I've always found it telling that, although the word "elite" is French, the French word for "snob" is "snob".
But no one sneers quite like a Parisian on his high horse, and no one is shriller than those horrible women who work in every boulangerie in the city (JM called them
bonnes-femmes and it was so not a compliment). They are frequently abrasive, love to argue, are frugal to the point of extreme parsimoniousness, hypochondriacs, depressive and incredibly pessimistic.
The fetishize "the innocence of childhood" and children in general to a point that I always found cloying, creepy and just a tiny bit pedo.
French popular music, with a handful of exceptions unknown outside France, Quebec and parts of Africa (maybe), is dreadful, and has been since the 1960s. And even in the music of the last "golden age", without an excellent working knowledge of French, the poetry of Brel or Brassens or Dutronc is meaningless.

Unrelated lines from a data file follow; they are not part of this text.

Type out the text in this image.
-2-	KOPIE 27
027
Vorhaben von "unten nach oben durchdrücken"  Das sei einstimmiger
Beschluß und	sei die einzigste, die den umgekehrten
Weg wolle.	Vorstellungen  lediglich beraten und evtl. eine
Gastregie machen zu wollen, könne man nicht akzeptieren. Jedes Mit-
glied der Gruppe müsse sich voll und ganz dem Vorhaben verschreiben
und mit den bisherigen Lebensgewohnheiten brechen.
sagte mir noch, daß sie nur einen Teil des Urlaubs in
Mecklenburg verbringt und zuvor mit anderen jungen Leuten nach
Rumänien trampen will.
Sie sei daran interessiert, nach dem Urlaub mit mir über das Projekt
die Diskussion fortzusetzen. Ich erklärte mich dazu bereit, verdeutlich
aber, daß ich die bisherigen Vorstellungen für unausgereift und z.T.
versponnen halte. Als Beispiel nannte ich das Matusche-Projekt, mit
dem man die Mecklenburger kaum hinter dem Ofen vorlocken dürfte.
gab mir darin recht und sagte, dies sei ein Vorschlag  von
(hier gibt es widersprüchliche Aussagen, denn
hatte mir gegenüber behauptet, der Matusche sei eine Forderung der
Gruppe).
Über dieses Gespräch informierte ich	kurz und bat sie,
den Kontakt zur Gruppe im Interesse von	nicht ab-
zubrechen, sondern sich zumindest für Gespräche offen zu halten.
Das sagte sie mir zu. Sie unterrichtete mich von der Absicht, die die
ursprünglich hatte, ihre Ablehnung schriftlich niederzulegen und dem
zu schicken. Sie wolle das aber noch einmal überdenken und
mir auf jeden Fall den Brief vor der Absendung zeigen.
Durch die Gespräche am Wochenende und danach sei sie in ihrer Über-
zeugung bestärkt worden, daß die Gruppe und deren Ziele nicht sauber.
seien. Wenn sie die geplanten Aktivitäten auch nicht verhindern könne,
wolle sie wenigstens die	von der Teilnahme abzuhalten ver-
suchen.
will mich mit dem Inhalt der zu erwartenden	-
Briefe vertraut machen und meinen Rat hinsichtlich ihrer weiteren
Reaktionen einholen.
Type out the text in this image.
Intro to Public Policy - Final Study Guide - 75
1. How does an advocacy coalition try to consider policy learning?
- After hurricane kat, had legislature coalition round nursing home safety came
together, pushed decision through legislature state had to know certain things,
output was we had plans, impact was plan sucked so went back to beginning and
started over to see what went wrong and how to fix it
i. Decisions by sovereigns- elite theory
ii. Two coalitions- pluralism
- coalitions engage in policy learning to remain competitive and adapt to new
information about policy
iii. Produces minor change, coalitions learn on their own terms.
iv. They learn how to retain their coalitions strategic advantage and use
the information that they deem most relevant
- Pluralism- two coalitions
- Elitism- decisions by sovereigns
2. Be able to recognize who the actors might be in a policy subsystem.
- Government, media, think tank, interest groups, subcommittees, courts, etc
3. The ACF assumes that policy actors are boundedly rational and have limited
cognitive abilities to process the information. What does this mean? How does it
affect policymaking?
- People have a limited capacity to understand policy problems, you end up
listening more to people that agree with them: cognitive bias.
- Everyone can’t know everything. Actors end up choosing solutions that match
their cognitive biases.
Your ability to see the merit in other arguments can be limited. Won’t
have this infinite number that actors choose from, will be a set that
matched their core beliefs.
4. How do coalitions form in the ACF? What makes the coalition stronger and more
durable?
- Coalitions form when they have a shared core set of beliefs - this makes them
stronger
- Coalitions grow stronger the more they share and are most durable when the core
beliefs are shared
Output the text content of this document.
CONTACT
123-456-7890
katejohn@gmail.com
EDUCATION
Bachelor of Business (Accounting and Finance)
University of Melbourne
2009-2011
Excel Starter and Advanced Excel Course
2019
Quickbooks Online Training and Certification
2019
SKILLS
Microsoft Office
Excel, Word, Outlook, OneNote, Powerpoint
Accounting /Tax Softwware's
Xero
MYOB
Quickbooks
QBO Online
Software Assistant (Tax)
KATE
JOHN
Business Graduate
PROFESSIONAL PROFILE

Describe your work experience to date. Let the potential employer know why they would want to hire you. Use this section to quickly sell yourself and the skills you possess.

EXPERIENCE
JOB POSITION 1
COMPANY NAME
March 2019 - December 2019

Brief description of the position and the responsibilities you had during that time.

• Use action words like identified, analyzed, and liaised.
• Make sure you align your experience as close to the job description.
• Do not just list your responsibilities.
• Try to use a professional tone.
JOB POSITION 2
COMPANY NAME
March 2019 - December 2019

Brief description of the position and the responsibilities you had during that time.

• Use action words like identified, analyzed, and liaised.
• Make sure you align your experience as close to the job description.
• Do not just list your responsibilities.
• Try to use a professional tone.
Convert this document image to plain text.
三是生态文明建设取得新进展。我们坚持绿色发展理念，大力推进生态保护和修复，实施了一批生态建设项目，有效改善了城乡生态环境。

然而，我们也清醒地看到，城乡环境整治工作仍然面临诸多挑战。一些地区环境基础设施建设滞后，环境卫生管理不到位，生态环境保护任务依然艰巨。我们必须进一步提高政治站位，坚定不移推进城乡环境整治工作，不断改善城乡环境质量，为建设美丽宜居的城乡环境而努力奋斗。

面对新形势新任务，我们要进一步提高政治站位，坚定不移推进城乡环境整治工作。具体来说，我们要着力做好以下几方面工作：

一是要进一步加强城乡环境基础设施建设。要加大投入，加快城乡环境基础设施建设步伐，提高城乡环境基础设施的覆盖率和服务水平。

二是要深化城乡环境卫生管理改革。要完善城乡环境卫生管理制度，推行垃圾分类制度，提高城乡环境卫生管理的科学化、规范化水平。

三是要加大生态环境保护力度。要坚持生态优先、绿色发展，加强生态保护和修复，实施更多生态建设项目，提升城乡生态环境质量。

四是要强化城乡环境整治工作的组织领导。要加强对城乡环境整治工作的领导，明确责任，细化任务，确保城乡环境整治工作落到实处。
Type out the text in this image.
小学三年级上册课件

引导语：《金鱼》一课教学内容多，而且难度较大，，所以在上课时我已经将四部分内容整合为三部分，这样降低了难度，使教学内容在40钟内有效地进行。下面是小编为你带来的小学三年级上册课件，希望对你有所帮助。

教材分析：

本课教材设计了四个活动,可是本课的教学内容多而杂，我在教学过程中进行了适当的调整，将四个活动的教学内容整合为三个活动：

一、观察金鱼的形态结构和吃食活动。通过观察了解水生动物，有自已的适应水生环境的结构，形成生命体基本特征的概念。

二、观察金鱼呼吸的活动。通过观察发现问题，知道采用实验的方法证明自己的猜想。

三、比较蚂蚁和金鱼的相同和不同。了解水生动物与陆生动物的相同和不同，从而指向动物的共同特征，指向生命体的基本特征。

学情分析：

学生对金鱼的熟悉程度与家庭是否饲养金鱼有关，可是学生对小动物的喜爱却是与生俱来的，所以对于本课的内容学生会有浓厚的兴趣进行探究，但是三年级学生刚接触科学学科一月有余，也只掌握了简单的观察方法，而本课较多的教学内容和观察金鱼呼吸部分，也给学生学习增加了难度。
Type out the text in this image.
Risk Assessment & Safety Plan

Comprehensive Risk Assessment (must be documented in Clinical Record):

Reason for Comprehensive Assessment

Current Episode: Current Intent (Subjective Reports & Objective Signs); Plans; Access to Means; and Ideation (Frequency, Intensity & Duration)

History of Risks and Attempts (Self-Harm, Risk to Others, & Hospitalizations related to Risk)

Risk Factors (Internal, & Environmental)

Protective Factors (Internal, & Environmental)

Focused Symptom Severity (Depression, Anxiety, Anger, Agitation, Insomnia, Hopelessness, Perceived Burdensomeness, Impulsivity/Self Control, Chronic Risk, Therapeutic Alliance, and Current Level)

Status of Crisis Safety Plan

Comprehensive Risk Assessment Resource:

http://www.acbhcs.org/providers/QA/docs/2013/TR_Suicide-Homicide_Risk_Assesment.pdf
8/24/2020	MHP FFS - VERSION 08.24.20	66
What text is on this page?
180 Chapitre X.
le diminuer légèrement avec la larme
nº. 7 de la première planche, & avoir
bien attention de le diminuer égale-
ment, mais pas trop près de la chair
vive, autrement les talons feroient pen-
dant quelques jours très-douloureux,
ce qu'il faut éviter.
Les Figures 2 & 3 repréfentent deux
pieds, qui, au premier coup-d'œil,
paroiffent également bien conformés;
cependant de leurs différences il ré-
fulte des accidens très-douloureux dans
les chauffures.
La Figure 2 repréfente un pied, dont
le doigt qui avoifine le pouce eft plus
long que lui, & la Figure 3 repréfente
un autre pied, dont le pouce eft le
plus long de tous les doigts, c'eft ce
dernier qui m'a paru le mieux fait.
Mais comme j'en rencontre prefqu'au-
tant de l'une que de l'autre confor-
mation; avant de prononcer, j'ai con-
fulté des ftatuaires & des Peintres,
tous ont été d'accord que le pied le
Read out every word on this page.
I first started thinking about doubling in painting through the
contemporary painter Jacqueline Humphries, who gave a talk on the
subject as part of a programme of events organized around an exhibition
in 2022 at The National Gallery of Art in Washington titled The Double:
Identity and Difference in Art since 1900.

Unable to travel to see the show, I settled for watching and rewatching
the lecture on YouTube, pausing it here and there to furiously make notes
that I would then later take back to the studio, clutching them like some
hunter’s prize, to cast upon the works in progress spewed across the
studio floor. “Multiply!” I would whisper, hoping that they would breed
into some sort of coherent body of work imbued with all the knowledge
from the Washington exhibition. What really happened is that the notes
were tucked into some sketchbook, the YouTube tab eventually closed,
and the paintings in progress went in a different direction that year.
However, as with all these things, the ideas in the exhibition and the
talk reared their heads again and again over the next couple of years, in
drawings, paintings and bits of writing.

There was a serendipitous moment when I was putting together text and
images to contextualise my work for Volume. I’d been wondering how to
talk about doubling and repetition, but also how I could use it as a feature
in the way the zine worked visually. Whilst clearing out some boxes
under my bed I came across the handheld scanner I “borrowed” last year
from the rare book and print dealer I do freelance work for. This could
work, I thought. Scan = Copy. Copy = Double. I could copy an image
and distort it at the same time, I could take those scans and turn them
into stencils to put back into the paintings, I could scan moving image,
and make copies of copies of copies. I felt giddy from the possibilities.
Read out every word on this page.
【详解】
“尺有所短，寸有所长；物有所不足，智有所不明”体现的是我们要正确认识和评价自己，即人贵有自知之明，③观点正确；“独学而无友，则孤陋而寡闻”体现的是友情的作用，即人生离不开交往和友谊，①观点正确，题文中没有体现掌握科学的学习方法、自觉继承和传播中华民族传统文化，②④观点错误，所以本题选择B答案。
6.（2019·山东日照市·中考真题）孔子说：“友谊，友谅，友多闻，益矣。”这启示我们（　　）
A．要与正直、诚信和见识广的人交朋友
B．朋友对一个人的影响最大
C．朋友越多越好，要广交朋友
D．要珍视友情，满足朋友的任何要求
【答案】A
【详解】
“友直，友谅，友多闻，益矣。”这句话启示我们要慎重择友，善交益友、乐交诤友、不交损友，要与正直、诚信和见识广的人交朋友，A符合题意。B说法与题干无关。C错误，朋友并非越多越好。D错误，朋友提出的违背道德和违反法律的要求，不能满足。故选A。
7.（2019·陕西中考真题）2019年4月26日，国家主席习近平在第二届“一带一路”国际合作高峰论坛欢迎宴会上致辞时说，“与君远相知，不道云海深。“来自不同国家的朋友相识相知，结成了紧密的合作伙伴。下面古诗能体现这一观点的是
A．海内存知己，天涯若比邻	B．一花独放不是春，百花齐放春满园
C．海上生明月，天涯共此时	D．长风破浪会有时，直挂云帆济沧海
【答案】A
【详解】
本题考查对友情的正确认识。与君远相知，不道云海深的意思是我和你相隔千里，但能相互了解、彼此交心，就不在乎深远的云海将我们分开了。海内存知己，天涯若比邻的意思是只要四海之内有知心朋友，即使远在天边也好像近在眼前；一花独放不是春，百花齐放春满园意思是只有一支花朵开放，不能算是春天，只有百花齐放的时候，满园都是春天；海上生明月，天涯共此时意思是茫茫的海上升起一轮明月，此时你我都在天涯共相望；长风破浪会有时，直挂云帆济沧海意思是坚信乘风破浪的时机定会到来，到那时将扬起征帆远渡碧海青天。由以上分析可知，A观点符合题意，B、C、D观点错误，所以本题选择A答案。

Much of the "charm" of French, most especially Parisian, culture seems as stilted and affected as a minuet: the customary
bisous of four kisses, left, right, left, right is an excellent example. And without the benefit of an education into French history, all seems kinda dusty and dry and has-been.
French fashion has been meaningless since the 60s (except, occasionally, YSL). Dior and Chanel mean expensive sunglasses with gaudy logos to most people, and Louis Vuitton has been the very essence of meaningless branding since the mid-80s, at least. The average
Parisienne is no better dressed than your average shopgirl working in a mall in the suburbs of a medium-sized, mid-western city.
Contemporary French architecture is an abomination, contemporary French art is irrelevant. And French adventures in technology are, largely, failures. The Concorde stopped running years ago and their own precocious precursor to the Internet (Minitel) went nowhere (but it was all in French, so of course it would).
The antipathy Americans have for the French (and vice-versa) has certainly never been higher than it is right now, but it's symptomatic of American relations with nearly the entire world. Because of their long-standing (Imperialistic) ties with the Arab world, they didn't drink the Kool-Aid offered by the Americans and English just before we invaded Iraq and were rewarded with "Freedom Fries" (as if you and I don't both know that French Fries are Belgian). As Scott McClellan seems to have confirmed, they were right.